La música que yo había conocido y amado era dulce y tranquila, metódica, pausada, con un orden interior y una razón de ser. Las notas se dividían en redondas, blancas, negras, corcheas, semicorcheas, fusas y semifusas. Una redonda equivalía a dos tiempos de blanca, una blanca a dos tiempos de negra y así sucesivamente. El pentagrama se dividía en compases que sólo podían albergar un número exacto de tiempos y estaba presidido por una clave, de sol o de fa, que determinaba la manera de ser de las notas.

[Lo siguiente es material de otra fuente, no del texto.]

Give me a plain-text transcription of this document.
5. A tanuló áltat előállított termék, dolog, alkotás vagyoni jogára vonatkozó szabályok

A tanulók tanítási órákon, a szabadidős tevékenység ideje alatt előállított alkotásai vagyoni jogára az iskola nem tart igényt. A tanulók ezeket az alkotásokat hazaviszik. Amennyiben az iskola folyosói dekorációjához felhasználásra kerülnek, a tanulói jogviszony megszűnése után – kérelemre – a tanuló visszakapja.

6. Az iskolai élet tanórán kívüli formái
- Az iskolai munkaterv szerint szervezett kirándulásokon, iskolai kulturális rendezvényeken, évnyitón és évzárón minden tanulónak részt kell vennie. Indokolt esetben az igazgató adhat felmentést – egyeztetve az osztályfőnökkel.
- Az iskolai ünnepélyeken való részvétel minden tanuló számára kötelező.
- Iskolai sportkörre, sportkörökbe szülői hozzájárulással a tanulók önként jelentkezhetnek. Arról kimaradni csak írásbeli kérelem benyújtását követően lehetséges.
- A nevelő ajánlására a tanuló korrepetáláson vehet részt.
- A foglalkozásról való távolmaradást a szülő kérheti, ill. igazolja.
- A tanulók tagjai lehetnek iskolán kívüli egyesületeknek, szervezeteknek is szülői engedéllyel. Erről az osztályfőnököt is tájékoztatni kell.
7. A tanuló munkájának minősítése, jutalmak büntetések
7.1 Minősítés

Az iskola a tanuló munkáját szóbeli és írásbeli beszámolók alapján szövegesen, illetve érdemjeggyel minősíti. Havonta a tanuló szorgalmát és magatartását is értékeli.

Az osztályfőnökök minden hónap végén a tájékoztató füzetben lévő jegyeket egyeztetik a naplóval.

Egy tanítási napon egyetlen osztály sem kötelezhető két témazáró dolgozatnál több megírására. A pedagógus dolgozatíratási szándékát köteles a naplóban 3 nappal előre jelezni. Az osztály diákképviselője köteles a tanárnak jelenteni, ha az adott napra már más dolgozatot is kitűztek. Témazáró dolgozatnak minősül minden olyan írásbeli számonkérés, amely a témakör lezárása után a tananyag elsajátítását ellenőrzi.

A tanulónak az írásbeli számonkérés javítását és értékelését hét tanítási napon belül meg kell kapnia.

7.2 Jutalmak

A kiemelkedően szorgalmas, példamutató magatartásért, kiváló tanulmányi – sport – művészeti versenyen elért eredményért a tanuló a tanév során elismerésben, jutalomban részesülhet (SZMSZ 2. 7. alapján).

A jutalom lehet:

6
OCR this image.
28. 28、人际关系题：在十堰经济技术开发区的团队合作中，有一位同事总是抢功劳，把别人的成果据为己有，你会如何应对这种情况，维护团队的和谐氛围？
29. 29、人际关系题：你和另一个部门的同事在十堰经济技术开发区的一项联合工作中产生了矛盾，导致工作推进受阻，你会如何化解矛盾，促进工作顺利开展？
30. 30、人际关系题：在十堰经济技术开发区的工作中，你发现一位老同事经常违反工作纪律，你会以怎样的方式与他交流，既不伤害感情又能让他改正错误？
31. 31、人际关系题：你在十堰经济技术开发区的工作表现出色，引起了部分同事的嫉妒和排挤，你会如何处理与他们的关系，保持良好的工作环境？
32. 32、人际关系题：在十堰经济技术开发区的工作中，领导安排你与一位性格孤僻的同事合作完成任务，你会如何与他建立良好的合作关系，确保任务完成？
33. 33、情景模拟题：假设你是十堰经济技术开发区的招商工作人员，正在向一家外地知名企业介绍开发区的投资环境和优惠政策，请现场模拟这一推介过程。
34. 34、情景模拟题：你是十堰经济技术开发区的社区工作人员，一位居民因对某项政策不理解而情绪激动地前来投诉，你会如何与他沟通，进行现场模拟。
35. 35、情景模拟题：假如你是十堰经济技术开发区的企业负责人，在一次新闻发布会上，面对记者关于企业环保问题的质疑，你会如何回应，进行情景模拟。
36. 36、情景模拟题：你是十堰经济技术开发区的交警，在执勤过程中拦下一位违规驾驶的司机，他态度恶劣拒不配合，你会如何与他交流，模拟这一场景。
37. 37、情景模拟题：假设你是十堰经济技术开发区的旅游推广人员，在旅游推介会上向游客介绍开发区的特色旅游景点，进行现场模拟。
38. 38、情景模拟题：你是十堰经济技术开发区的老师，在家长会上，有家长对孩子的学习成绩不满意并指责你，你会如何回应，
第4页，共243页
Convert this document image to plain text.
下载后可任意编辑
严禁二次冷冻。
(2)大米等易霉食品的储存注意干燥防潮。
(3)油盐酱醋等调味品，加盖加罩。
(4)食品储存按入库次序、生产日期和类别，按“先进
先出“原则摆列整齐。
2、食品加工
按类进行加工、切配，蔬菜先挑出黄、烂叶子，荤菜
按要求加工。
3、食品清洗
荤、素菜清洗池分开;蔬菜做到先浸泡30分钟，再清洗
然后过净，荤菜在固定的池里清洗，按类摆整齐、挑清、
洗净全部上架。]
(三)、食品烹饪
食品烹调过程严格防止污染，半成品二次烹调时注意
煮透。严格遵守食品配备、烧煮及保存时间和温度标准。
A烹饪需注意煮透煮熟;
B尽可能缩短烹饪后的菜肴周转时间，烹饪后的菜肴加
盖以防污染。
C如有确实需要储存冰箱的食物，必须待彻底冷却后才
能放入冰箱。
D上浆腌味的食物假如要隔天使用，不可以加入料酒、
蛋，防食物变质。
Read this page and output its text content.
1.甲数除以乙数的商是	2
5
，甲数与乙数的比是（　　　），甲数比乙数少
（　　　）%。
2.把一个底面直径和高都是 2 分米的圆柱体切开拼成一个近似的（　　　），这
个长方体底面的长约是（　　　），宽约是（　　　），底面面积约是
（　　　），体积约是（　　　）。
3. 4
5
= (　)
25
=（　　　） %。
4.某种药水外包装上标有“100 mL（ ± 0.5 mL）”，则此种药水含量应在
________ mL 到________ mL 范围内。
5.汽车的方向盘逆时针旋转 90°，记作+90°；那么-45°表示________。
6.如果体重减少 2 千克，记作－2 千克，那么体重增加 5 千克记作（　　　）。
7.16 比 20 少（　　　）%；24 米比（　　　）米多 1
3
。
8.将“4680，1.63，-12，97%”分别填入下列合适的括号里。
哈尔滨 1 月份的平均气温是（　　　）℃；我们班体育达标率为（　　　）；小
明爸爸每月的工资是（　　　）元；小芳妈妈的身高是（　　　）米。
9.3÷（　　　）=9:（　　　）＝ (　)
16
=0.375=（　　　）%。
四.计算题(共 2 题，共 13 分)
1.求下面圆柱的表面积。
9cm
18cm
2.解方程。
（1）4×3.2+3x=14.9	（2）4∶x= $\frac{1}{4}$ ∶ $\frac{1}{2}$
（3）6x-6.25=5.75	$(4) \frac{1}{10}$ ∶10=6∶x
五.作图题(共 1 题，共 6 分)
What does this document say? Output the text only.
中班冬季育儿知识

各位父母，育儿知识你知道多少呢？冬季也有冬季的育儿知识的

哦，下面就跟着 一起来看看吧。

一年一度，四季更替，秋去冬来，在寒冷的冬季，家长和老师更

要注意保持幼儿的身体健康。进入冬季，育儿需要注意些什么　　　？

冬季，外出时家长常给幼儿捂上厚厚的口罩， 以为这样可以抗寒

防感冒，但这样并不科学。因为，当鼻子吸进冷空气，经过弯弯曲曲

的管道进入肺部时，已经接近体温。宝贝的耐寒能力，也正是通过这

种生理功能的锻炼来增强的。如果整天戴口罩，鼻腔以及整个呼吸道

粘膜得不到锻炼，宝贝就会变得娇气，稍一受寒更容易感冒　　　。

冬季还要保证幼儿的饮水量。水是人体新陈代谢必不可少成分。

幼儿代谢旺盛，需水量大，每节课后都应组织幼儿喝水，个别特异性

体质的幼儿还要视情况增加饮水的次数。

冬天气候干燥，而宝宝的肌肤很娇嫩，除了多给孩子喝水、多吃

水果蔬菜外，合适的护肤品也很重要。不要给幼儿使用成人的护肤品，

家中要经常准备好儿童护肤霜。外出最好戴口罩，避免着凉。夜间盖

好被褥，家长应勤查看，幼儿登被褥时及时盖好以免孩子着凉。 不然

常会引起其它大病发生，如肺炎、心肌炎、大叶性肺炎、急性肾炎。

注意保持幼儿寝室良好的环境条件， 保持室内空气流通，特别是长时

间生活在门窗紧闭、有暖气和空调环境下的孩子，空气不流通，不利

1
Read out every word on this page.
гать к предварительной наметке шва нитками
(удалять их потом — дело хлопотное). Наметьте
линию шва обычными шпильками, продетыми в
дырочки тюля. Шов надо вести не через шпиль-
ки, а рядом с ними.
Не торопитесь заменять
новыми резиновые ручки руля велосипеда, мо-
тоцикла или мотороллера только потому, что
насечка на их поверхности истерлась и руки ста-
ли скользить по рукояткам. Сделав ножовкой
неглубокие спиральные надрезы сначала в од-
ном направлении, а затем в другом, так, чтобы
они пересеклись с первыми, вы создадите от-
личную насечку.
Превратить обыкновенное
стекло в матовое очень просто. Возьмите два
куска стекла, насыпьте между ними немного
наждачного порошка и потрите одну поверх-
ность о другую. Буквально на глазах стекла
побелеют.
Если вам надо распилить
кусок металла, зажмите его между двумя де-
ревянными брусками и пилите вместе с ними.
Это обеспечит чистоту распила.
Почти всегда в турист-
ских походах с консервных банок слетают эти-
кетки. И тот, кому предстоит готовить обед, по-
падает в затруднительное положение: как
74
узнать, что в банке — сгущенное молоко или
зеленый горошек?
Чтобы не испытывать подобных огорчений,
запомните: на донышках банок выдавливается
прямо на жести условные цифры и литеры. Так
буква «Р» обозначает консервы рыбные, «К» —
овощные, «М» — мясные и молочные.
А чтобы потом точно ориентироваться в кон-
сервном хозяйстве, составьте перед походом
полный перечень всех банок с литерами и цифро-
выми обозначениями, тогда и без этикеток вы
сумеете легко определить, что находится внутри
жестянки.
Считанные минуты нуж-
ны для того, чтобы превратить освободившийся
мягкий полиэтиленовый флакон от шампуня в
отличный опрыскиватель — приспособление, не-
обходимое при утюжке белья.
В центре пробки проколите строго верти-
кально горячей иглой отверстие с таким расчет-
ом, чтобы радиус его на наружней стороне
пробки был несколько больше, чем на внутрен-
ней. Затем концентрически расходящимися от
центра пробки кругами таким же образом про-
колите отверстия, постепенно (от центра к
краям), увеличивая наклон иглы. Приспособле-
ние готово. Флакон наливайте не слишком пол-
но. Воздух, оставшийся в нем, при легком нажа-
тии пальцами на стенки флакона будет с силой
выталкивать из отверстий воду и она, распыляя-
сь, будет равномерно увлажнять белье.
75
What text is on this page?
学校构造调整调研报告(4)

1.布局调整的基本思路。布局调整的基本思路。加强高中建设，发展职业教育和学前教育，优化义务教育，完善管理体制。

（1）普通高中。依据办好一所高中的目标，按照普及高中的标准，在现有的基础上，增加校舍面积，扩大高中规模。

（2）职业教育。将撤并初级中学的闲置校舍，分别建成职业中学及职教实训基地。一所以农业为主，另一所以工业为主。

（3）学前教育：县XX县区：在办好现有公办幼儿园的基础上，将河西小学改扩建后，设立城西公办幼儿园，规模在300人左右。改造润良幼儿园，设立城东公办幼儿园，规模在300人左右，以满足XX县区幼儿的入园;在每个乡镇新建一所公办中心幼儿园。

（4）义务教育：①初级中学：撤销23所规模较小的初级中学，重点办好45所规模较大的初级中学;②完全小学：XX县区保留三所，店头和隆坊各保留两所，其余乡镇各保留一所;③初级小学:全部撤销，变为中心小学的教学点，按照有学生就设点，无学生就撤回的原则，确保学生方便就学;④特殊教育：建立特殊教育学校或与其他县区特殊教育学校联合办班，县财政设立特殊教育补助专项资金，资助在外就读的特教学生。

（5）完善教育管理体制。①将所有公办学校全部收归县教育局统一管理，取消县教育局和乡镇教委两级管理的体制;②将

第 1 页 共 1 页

Todo poseía un orden estricto, una razón de ser clara, una lógica.
Pero la música que Gonzalo escuchaba no se podía transcribir a un pentagrama. El compás era fácil de identificar, cuatro por cuatro. Todo lo demás era el caos. Las voces desafinaban y se iban de tono, las guitarras distorsionaban y chirriaban, el bajo se salía de compás. A veces no había melodía, y en otras la melodía se repetía con machacona insistencia hasta hacerse insufrible.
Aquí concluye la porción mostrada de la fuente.